In 2011, I and my friends were bowled over by a television series called “Person of Interest”. It showed how a computer genius created an AI system which used the cameras and audio receptors of almost every device in the city to be able to predict murders and crimes and pop up the social security numbers of the ones or one involved. Little did we imagine that the US government would come out with its own system to spy on its own citizen as well as millions of others. Citizenfour is a path breaking documentary which takes us on a journey with a reporter and a documentary film maker as they embark on a quest to Hong Kong to interview the whistle-blower who exposed his own government.
Edward Snowden meets with his interviewers and blows off the lid of one of the most devastating exposes of the recent time. He brings to the fore the massive effort and tools that the US government is engaging under the veil of the “Patriot’s Act” to spy on the citizen with the help of the biggest telecommunication companies. As the interviews go on, more and more bitter truths come to the fore. Snowden, gradually makes himself known as the whistle-blower and then finds himself pursued by the government who would stop at nothing to get him back to the US. He escapes to Russia. Given a year to live as a refugee, the reporter and documentary film maker meet him again one last time before the film ends.
Citizenfour has very little in terms of entertainment. What you see is a bunch of people talk about highly technical subjects, shot sitting mostly in a hotel room. Every time the camera hovers out of the room it’s just for a minute or two. If it’s not the interviews in the hotel room then it’s a public meeting or a lecture for that matter. That’s not entertainment is it? But once you are able to zero in on the sheer magnitude of the expose and the monumental risks, which at many junctures appears plain stupid and anti-national, you are bound to be engrossed in the narrative. The film move sat a leisurely pace. The story that unfolds could have been wrapped up easily in about 90 minutes but the director takes a rather long 2 hours to unfold her masterpiece.
There are takes which linger, there are scenes in which nothing happens and there are sequences where you just see stuff typed in white against a black screen. But each of these things leaves a lasting impression on you. The film unfolds in a manner which is easy for anyone and everyone to pick up. The explanations are well laid out which again makes for easy understanding and above all the film has one hell of a story to tell. At so many junctures it works like an Oscar worthy drama. I am talking about the scene where Snowden is reading about how his longtime girlfriend has been questioned and subsequently harassed by the government agencies. The camera lingers on Snowden for a long time as he is typing out messages and reading the ones that he has received. He gets up and then says something to the director which is so heart breaking that I really felt for the man.

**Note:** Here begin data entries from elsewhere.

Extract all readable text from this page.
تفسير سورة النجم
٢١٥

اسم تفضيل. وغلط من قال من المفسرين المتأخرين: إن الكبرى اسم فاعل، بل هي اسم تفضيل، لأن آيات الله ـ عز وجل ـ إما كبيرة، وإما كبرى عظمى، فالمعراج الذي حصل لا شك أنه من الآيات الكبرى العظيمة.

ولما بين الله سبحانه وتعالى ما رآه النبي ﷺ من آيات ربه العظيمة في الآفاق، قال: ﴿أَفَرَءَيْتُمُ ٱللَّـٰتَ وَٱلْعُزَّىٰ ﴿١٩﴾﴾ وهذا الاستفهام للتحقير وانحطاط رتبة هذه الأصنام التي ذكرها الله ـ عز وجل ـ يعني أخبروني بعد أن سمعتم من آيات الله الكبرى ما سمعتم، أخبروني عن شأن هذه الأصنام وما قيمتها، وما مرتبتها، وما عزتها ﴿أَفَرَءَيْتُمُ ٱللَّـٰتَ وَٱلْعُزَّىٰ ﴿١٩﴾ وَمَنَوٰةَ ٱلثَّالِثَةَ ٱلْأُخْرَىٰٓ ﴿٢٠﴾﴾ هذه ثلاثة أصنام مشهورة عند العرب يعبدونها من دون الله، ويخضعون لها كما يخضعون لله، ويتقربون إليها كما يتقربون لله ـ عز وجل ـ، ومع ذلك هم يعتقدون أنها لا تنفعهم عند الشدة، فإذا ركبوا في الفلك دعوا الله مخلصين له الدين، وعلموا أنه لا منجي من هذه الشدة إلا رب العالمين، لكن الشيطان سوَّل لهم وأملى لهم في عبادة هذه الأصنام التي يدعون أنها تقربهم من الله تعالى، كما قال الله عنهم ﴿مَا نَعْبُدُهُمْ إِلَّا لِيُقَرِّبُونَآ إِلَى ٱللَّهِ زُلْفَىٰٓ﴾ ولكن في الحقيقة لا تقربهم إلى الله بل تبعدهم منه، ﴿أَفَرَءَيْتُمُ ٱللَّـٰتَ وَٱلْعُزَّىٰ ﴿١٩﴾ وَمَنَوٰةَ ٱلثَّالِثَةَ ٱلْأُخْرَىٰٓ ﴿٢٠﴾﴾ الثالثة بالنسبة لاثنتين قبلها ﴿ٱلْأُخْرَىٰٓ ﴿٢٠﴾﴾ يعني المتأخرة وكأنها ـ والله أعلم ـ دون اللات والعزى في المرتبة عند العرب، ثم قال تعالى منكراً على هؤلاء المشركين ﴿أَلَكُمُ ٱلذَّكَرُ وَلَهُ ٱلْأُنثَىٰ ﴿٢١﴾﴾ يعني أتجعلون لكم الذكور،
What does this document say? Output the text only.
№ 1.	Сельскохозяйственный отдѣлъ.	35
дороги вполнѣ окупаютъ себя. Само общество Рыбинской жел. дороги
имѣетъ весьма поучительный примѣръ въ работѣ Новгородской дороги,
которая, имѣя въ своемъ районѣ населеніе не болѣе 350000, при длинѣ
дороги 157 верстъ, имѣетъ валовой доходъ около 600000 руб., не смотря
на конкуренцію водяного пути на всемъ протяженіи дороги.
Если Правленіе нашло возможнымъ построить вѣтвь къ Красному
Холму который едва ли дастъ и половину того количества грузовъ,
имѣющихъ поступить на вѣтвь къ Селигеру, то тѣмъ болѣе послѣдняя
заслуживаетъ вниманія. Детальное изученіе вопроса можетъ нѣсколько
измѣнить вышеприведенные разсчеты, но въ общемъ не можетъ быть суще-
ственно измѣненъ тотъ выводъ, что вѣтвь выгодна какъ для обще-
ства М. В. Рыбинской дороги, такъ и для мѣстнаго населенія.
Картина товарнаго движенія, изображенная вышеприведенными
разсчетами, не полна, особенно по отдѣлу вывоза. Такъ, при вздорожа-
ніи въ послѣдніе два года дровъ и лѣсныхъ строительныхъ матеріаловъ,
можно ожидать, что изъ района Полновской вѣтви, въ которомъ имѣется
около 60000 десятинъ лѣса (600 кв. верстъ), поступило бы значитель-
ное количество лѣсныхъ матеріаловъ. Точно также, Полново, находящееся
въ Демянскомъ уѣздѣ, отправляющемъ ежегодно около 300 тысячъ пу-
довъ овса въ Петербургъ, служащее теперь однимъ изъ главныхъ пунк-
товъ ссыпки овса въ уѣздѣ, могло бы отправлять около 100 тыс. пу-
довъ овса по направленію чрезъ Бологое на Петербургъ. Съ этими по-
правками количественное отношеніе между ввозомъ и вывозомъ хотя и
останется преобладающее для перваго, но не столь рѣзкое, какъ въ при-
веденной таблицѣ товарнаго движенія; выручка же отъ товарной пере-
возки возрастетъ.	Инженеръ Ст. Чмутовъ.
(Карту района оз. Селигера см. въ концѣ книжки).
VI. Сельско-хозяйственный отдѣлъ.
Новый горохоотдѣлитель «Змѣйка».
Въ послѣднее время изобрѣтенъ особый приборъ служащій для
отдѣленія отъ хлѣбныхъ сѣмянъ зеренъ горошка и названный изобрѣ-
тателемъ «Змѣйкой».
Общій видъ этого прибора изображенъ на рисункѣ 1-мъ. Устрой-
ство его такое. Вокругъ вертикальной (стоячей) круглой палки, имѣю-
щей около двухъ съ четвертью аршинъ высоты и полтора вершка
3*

That’s the power of a superb documentary. To be able to document the truth with enough drama to keep the audiences interested is what we want. The film boasts of superb editing. Voice overs, written text and interviews gelled together organically to provide a compounded effect which is overwhelming at many junctures. The cinematography is another plus. Laura makes it a point to use interesting angles and lingers on the men just enough to let you get an exact feel of what might be going on through their heads. The background score is wonderful and complements the tense environment to the ‘t’.
Citizenfour won the academy award for best documentary in the Oscars 2015. That alone stands testimony to its greatness. There is very little left to be said about it sans the fact that it is a different film for different people just like Snowden is. While many will look at it from the perspective of their own privacy being intruded upon by the government machinery, others will look at it as one man’s effort to bring down a system to its knees for what he believes is right. Many will also look at Snowden as a traitor for exposing a seemingly full proof security blanket that the US was planning to go to sleep under. Others will view it as a document of epic importance, chronicling the events which exposed one of the biggest acts of espionage that the world has ever seen. Whatever may be your reason, Citizenfour is a must watch.